Geography[change | change source]

It is in the north of Düsseldorf, next to the river Rhine. Kaiserswerth has 7,712 inhabitants and an area of 4.71 km².

History[change | change source]

About the year 700 the monk St. Suitbert founded a Benedictine-abbey there. It was destroyed 88 years later.

The Kaiserpfalz (temporary seat of the Holy Roman Emperor) was built in 1045.

In 1062 the young German King Heinrich IV (still a child) was kidnapped by the archbishop of Cologne.

In 1174 Friederick I Barbarossa moved the Rhine customs collection to Kaiserswerth. So the bishop took over control over the whole empire.

Following emperors used Kaiserswerth as temporary seat like as prison for high-range prisoners.

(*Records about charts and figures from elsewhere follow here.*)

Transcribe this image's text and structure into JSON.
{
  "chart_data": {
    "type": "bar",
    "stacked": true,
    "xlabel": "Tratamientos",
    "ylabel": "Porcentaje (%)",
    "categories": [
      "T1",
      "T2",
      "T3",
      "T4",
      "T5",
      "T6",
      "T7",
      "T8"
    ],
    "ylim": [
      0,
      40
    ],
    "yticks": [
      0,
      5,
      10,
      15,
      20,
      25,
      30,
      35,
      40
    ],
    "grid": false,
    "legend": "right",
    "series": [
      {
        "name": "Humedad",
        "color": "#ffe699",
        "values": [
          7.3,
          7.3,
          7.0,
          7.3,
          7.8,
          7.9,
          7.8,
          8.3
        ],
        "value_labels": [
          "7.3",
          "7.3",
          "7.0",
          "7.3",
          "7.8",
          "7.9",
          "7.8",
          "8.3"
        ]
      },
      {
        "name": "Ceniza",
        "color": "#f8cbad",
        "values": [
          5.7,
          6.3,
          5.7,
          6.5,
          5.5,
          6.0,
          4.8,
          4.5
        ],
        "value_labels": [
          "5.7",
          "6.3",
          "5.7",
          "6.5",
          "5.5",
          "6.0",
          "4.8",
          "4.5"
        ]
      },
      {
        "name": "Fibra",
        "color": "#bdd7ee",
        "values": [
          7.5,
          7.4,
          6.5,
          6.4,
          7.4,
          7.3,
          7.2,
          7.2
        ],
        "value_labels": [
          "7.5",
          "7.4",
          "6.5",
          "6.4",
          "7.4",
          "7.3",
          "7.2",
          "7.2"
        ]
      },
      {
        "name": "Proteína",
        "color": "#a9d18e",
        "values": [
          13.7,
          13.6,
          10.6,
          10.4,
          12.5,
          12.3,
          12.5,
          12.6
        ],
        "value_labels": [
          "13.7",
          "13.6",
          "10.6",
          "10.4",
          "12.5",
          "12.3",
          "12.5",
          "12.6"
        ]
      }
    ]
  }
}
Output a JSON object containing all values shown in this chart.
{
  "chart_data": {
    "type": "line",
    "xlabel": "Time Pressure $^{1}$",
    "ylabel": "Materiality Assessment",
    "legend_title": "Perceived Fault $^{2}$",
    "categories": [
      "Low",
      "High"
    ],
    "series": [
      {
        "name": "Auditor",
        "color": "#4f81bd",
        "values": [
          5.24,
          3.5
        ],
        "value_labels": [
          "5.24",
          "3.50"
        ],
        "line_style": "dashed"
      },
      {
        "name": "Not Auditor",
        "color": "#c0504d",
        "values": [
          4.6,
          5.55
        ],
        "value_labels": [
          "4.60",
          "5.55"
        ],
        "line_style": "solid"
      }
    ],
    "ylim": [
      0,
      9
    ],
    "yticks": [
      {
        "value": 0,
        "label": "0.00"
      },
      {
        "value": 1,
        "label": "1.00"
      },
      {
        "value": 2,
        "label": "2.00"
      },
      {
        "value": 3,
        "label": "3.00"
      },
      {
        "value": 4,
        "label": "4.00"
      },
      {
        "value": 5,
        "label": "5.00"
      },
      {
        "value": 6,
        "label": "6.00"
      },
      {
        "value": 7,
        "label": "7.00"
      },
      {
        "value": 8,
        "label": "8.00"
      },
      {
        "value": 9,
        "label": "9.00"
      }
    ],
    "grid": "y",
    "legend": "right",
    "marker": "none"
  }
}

Between 1212 and 1215 the Count of Berg tried to get out prisoners and made the ground around the Castle dry.

In 1273 the Emperor pledged Kaiserswerth to the archbishop of Cologne.

In 1689 Kaiserswerth was particularly destroyed by France during the War of the Palatine Succession. During the Spanish war of succession the Bishop of Cologne stayed with France.

Kaiserswerth got a French garrison. In 1702 the city was therefore besieged by the Grand Alliance. After that war the castle was mostly destroyed.

In the 19th century Kaiserswerth was famous by its deaconess clinic. Florence Nightingale visited in 1850 and learned from Pastor Theodor Fliedner and the deaconesses working there for the sick and the deprived. Nightingale published The Institution of Kaiserswerth on the Rhine, for the Practical Training of Deaconesses, etc. in 1851 - her first publication.

Kaiserswerth became a part of Düsseldorf in 1929.